Shall reap also sparingly. Shall reap in proportion to what he sowed. This every one knows is true in regard to grain that is sowed. It is also no less true in regard to deeds of charity. The idea is, that God will bestow rewards in proportion to what is given. These rewards may refer to results in this life, or to the rewards in heaven, or both. All who have ever been in the habit of giving liberally to the objects of benevolence can testify that they have lost nothing, but have reaped in proportion to their liberality. This follows in various ways.
(1.) In the comfort and peace which results from giving. If a man wishes to purchase happiness with his gold, he can secure the most by bestowing it liberally on objects of charity. It will produce him more immediate peace than it would to spend it in sensual gratifications, and far more than to hoard it up useless in his coffers.
(2.) In reflection on it hereafter. It will produce more happiness in remembering that he has done good with it, and promoted the happiness of others, than it will to reflect that he has hoarded up useless wealth, or that he has squandered it in sensual gratification. The one will be unmingled pleasure when he comes to die; the other will be unmingled self-reproach and pain.
(3.) In subsequent life, God will in some way repay to him far more than he has bestowed in deeds of charity. By augmented prosperity, by health and future comfort, and by raising up for us and our families, when in distress and want, friends to aid us, God can and often does abundantly repay the liberal for all their acts of kindness and deeds of beneficence.

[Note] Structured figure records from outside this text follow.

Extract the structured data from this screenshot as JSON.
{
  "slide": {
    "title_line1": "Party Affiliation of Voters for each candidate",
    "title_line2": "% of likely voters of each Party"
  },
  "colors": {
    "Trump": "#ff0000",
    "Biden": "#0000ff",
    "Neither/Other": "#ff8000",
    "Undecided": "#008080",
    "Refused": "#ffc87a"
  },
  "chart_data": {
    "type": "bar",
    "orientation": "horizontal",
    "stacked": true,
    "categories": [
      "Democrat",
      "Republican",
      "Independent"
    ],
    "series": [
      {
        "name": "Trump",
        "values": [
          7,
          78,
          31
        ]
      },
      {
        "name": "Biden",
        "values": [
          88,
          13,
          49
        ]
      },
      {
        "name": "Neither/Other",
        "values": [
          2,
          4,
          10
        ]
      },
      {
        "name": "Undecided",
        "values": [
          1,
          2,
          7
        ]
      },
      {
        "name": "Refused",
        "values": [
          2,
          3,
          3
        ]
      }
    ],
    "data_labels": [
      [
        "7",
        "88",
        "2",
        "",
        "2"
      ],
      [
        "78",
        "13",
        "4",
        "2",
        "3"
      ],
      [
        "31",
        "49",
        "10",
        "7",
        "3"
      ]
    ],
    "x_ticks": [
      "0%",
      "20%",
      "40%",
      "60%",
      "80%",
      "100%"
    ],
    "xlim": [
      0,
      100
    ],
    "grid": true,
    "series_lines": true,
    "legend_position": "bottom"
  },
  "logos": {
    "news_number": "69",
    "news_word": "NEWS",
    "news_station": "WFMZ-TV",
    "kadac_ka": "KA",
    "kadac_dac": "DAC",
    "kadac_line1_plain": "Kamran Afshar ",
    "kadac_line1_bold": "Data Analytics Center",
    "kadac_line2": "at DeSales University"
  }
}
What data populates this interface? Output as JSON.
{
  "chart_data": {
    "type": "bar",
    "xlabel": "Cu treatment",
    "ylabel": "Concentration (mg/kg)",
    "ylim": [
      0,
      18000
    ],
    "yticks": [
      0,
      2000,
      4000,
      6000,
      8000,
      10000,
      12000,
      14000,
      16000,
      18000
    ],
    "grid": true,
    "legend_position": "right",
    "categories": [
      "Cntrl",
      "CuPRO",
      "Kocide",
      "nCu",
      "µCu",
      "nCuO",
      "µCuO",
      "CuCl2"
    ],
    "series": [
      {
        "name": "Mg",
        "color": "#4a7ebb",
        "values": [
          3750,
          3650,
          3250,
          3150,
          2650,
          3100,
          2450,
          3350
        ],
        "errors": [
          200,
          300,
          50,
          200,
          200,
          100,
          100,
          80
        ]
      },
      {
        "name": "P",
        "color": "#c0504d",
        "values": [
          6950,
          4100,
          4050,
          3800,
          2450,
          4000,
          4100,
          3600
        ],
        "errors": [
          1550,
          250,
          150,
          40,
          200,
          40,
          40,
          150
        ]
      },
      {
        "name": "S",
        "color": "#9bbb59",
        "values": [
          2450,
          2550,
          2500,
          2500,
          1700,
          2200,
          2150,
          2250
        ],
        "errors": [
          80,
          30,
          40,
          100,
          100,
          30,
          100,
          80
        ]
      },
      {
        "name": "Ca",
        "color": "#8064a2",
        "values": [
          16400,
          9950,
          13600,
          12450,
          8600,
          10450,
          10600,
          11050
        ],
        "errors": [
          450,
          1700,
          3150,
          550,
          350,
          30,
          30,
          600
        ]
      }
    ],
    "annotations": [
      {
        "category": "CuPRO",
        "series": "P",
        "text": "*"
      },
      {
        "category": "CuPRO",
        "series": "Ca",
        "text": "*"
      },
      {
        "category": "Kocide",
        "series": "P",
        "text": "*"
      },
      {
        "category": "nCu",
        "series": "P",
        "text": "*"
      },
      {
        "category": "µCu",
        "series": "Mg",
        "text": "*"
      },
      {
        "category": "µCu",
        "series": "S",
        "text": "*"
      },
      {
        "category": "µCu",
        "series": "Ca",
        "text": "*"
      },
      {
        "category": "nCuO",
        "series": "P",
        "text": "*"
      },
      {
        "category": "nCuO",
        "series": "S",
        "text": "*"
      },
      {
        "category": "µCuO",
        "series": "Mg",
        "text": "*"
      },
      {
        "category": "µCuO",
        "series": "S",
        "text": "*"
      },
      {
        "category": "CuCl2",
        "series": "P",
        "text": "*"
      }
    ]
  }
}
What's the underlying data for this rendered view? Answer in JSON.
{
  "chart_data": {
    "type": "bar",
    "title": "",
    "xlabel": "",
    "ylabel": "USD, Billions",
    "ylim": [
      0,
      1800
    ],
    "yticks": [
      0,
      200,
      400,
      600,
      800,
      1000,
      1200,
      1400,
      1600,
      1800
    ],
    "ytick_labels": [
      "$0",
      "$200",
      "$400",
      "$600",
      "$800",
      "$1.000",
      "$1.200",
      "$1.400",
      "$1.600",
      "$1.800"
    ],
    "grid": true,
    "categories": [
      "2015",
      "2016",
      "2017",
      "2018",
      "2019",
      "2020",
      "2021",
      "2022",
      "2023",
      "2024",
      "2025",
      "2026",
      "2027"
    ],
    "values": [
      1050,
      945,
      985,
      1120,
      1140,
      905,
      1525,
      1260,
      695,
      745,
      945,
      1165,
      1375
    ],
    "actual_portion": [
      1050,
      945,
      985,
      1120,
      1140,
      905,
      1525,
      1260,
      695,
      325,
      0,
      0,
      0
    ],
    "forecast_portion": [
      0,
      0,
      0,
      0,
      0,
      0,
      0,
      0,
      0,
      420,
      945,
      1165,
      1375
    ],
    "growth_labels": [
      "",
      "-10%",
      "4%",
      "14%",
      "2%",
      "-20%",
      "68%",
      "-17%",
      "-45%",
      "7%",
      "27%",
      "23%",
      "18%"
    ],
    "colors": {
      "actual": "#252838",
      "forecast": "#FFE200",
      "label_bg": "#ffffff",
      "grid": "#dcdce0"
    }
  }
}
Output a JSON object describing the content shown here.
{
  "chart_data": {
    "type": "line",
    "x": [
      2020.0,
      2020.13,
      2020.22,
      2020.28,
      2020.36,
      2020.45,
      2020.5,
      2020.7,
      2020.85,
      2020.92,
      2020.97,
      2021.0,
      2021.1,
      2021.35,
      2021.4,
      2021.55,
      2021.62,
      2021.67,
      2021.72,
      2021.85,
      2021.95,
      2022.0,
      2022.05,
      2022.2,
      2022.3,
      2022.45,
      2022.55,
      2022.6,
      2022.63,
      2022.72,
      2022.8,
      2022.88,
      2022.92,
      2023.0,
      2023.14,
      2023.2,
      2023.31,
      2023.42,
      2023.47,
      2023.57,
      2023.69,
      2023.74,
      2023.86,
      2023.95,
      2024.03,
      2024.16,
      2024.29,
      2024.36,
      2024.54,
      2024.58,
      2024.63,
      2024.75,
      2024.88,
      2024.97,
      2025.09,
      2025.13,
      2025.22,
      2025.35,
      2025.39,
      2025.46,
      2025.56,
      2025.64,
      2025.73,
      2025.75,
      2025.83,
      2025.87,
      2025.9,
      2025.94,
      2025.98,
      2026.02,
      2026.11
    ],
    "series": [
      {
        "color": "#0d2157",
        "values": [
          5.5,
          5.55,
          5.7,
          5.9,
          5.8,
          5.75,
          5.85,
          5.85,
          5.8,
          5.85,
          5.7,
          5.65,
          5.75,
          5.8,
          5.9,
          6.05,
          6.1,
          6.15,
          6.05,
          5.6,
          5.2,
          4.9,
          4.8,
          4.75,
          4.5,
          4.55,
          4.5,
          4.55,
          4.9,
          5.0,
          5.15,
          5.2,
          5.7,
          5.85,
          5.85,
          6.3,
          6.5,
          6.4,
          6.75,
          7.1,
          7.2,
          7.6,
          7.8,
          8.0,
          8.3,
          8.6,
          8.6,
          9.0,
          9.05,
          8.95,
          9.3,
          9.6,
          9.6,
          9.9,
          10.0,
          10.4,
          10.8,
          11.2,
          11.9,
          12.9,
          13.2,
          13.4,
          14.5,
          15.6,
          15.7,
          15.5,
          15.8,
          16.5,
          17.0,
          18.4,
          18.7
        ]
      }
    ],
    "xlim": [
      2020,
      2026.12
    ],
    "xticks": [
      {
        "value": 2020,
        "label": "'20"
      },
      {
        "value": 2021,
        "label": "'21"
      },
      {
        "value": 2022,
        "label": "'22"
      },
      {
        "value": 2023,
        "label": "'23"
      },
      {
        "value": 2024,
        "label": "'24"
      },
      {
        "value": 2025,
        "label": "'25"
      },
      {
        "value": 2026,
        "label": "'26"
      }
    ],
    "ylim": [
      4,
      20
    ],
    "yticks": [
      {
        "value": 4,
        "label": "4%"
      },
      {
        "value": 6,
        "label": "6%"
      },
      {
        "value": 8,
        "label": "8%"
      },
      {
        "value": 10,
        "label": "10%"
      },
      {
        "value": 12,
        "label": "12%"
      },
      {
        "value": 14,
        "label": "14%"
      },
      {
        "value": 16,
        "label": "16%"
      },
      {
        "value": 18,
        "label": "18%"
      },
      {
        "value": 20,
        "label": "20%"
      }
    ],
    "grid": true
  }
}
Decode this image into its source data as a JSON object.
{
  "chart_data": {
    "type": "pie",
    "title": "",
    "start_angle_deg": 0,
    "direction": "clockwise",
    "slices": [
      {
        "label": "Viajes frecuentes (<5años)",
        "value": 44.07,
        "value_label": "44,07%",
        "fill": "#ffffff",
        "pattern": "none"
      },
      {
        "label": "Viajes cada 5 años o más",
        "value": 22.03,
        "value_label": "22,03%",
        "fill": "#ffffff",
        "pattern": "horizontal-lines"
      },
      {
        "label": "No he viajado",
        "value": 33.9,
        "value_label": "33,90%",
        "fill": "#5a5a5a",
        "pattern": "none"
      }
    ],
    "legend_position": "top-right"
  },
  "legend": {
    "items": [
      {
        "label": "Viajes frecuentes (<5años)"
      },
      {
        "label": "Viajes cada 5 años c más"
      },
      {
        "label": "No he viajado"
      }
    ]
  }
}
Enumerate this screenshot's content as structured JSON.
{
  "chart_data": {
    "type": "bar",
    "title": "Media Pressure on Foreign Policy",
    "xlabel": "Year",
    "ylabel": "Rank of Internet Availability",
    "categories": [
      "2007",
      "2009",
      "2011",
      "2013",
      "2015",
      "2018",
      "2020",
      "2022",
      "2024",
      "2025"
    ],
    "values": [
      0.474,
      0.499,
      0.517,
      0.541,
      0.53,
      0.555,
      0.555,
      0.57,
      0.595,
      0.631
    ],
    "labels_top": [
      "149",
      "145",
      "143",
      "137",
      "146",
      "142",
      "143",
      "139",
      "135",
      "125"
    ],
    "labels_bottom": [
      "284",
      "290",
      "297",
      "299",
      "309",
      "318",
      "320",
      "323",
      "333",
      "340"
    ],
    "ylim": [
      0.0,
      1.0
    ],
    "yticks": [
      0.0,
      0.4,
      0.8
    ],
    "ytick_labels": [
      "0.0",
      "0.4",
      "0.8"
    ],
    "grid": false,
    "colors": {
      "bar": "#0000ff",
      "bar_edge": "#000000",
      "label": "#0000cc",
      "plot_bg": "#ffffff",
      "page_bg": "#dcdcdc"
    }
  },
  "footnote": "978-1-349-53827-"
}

(4.) God can and will reward his people in heaven abundantly for all their kindness to the poor, and all their self-denials in endeavouring to diffuse the influence of truth and the knowledge of salvation. Indeed, the rewards of heaven will be in no small degree apportioned in this manner, and determined by the amount of benevolence which we have shown on earth. See Mt 25:34-40. On all accounts, therefore, we have every inducement to give liberally. As a farmer who desires an ample harvest scatters his seed with a liberal hand; as he does not grudge it though it falls into the earth; as he scatters it with the expectation that in due time it will spring up and reward his labours, so should we give with a liberal hand to aid the cause of benevolence; nor should we deem what we give to be lost or wasted though we wait long before we are recompensed, or though we should be in no other way rewarded than by the comfort which arises from the act of doing good.